Back in Espirito Santo, Brazil, Touro Moreno thought he had a couple mixed martial arts fighters in his home in the form of sons Yamaguchi and Esquiva Falcao. But from an early age, it was clear that boxing was where they were headed.

“My father fought, and at the beginning of training at home when I was a child, he wanted me to go to MMA, but I already fell in love with boxing,” said Yamaguchi, who went on to win an Olympic bronze medal in the 2012 Games. And despite being in the midst of a successful pro career that has seen him compile a 20-1-1, 1 NC record, the super middleweight hasn’t ruled out dabbling in the land of headkicks and armbars.  

“I've already received invitations and many ask me that,” he said. “Who knows, maybe a fight after I leave boxing.”

That would be a full circle moment for the family, whose patriarch used to compete in vale tudo matches and looks like he could still go a round or three at 84. But for now, there’s still unfinished business for his 34-year-old son in the boxing ring, which continues this Saturday when he fights Damian Ezequiel Bonelli for the NABA super middleweight title in Orlando.

“I'm in my best shape and very focused,” Falcao said. “I believe that I am close to realizing this dream (of becoming a world champion) and my team is part of it.  I am waiting and looking for my opportunity.”

Many believe fighting for a world title was an opportunity Falcao was going to have a long time ago. Signed by Golden Boy Promotions after the 2012 Olympics, the Brazilian went 16-0, 1 NC in his first 17 pro bouts, fighting both at home and on big cards Stateside, but he never seemed to have the buzz around him that some of his stablemates had. And after a loss to Chris Pearson and a draw with D’Mitrius Ballard, both taking place in 2019, Falcao was suddenly in boxing’s no man’s land. 

“I didn't see my defeat in that fight, but it's over,” he said of the Pearson bout. “There's nothing better than time to show who's who.  I believe that against Ballard, the draw was right.  We are here to grow and learn, I think that made me even stronger to overcome.”

Falcao and Golden Boy would part ways, and while there’s no bitterness from the Brazilian’s side when it comes to the way he was moved, he is happy and content with his current promotional situation.

“I was with Golden Boy for six years and made good fights and friendships,” Falcao said. “But today I would not leave my current company, Fire Fist Boxing Promotions. Here I am very well attended and I have my value.  Golden Boy had a large roster and I think the focus is only on the four or five main ones.  And I'm here to be world champion.”

The fresh start was a good thing for Falcao and his career, but before he could take advantage of it, the COVID-19 pandemic hit.
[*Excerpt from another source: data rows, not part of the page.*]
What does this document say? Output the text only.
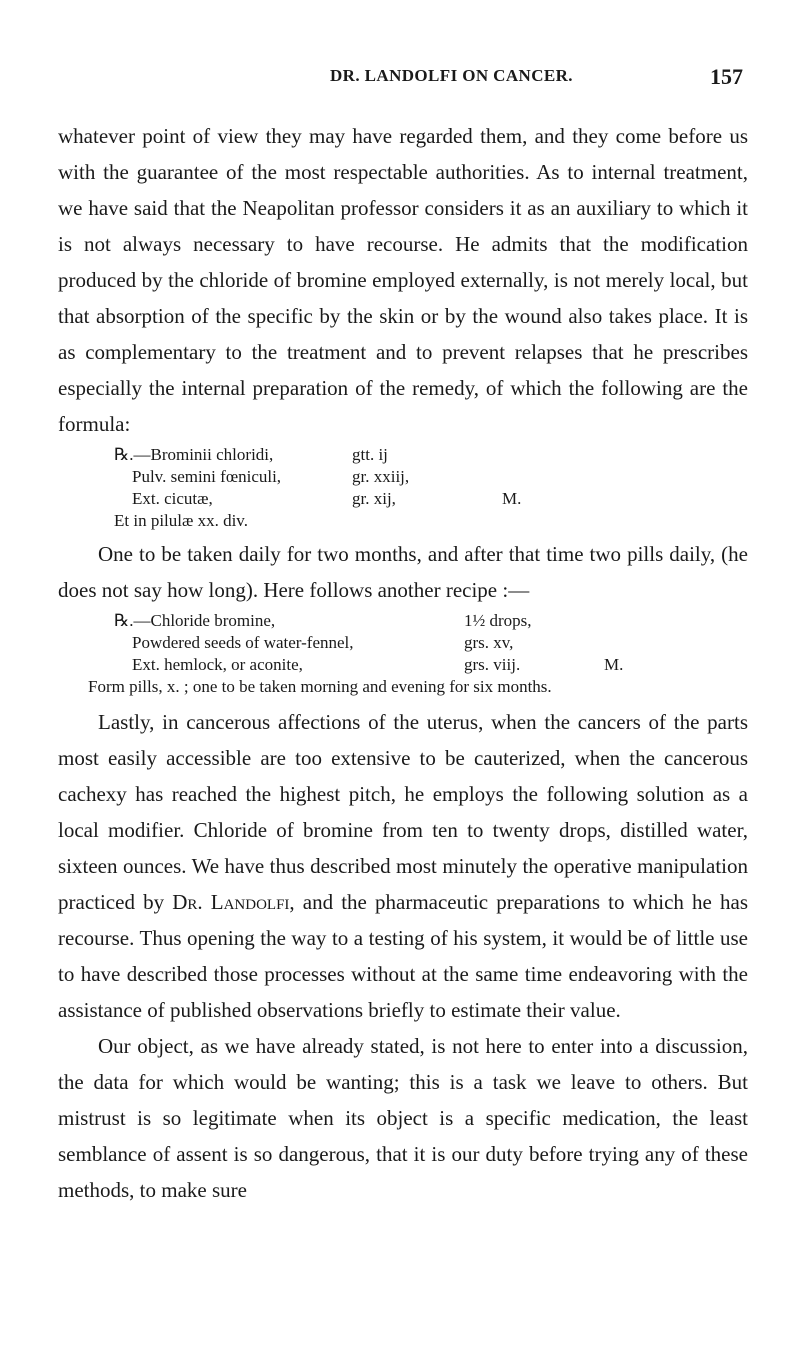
DR. LANDOLFI ON CANCER.	157

whatever point of view they may have regarded them, and they come before us with the guarantee of the most respectable authorities. As to internal treatment, we have said that the Neapolitan professor considers it as an auxiliary to which it is not always necessary to have recourse. He admits that the modification produced by the chloride of bromine employed externally, is not merely local, but that absorption of the specific by the skin or by the wound also takes place. It is as complementary to the treatment and to prevent relapses that he prescribes especially the internal preparation of the remedy, of which the following are the formula:

℞.—Brominii chloridi,	gtt. ij
Pulv. semini fœniculi,	gr. xxiij,
Ext. cicutæ,	gr. xij,	M.
Et in pilulæ xx. div.

One to be taken daily for two months, and after that time two pills daily, (he does not say how long). Here follows another recipe :—

℞.—Chloride bromine,	1½ drops,
Powdered seeds of water-fennel,	grs. xv,
Ext. hemlock, or aconite,	grs. viij.	M.
Form pills, x. ; one to be taken morning and evening for six months.

Lastly, in cancerous affections of the uterus, when the cancers of the parts most easily accessible are too extensive to be cauterized, when the cancerous cachexy has reached the highest pitch, he employs the following solution as a local modifier. Chloride of bromine from ten to twenty drops, distilled water, sixteen ounces. We have thus described most minutely the operative manipulation practiced by Dr. Landolfi, and the pharmaceutic preparations to which he has recourse. Thus opening the way to a testing of his system, it would be of little use to have described those processes without at the same time endeavoring with the assistance of published observations briefly to estimate their value.

Our object, as we have already stated, is not here to enter into a discussion, the data for which would be wanting; this is a task we leave to others. But mistrust is so legitimate when its object is a specific medication, the least semblance of assent is so dangerous, that it is our duty before trying any of these methods, to make sure
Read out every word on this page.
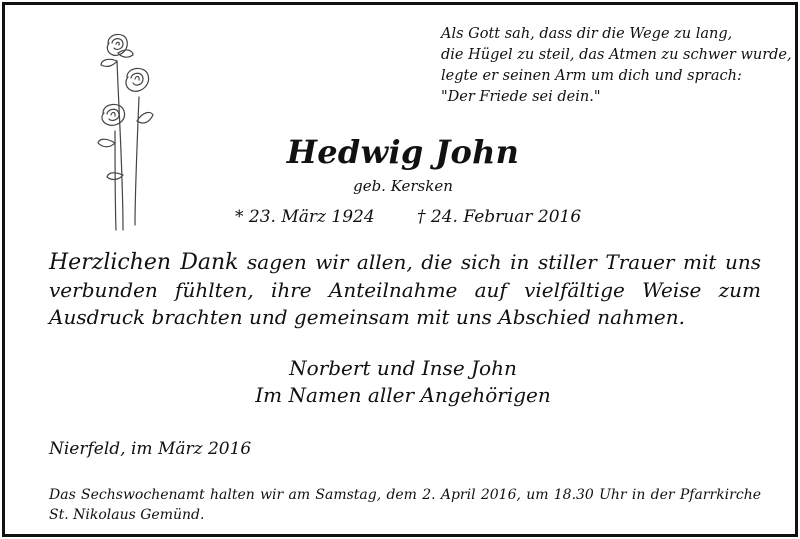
Als Gott sah, dass dir die Wege zu lang,
die Hügel zu steil, das Atmen zu schwer wurde,
legte er seinen Arm um dich und sprach:
"Der Friede sei dein."
Hedwig John
geb. Kersken
* 23. März 1924 † 24. Februar 2016
Herzlichen Dank sagen wir allen, die sich in stiller Trauer mit uns verbunden fühlten, ihre Anteilnahme auf vielfältige Weise zum Ausdruck brachten und gemeinsam mit uns Abschied nahmen.
Norbert und Inse John
Im Namen aller Angehörigen
Nierfeld, im März 2016
Das Sechswochenamt halten wir am Samstag, dem 2. April 2016, um 18.30 Uhr in der Pfarrkirche St. Nikolaus Gemünd.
“The pandemic was a very difficult time,” he admits. “I went to Brazil at the end of the year (2019) and would return to the U.S. at the beginning of 2020, but with the pandemic growing and the isolation, I ended up going one year and six months without fighting, and I was starting to have financial difficulties at home. My son is still small, there were bills coming in, my work visa expired, and the consulate closed.  Then Fire Fist arrived and we signed again and it was the best thing, because then we had three fights in Brazil and I went back to the ring. I started receiving money again and we are here, firm and strong.”

In 2021, Falcao returned to the ring and scored a trio of wins. Add a February knockout of Fernando Ezequiel Farias back in the States, and he’s got the kind of winning streak that, if it continues this weekend, could lead him to the big opportunities he’s been chasing. Should he succeed, and join the likes of Eder Jofre and Acelino Freitas as world boxing champions from Brazil, that will be quite a headline-grabber in a place that isn’t exactly a hotbed for the sweet science. 
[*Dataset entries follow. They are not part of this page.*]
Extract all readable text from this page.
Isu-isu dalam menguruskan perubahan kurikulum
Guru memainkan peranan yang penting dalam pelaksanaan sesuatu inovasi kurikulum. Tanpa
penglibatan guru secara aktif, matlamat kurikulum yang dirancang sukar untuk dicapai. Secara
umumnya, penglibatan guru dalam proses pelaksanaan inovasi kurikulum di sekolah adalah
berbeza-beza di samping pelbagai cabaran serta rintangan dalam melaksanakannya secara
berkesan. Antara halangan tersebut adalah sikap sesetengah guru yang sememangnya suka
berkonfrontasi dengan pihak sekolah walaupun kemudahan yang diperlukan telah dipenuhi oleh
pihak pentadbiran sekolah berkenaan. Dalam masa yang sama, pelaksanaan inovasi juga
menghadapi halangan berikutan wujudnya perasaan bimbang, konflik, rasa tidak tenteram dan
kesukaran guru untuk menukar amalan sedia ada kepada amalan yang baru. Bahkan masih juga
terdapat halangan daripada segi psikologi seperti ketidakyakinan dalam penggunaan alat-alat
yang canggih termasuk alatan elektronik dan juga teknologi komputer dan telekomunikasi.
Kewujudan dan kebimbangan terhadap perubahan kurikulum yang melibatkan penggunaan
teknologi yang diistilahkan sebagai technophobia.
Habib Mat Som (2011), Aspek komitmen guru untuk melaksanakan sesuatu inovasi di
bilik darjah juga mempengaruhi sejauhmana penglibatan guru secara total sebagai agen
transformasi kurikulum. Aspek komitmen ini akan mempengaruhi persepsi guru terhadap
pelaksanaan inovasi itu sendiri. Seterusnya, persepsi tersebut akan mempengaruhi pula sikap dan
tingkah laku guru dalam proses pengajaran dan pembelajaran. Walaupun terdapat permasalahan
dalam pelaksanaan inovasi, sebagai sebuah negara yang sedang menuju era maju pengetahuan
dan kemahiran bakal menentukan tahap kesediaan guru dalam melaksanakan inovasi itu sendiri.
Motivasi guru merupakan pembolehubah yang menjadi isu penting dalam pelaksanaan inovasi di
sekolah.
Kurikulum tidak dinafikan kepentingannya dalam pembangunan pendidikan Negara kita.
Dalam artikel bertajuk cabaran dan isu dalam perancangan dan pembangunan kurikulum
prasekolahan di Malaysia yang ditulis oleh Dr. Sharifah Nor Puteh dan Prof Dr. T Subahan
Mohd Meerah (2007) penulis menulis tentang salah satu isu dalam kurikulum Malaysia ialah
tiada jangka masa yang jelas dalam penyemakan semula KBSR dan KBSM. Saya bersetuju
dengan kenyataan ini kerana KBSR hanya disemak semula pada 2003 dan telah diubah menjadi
“Boxing has already been seen and valued in Brazil,” said Falcao. “I believe this has changed because the media doesn't broadcast fights on open TV and doesn't report on as many boxers as MMA athletes.  I hope that when a boxer gets the world title that will change, as it was with Popo (Freitas). “He was seen more when he got to the title.  Brazil needs a new world champion and, God willing, it will be Yamaguchi.”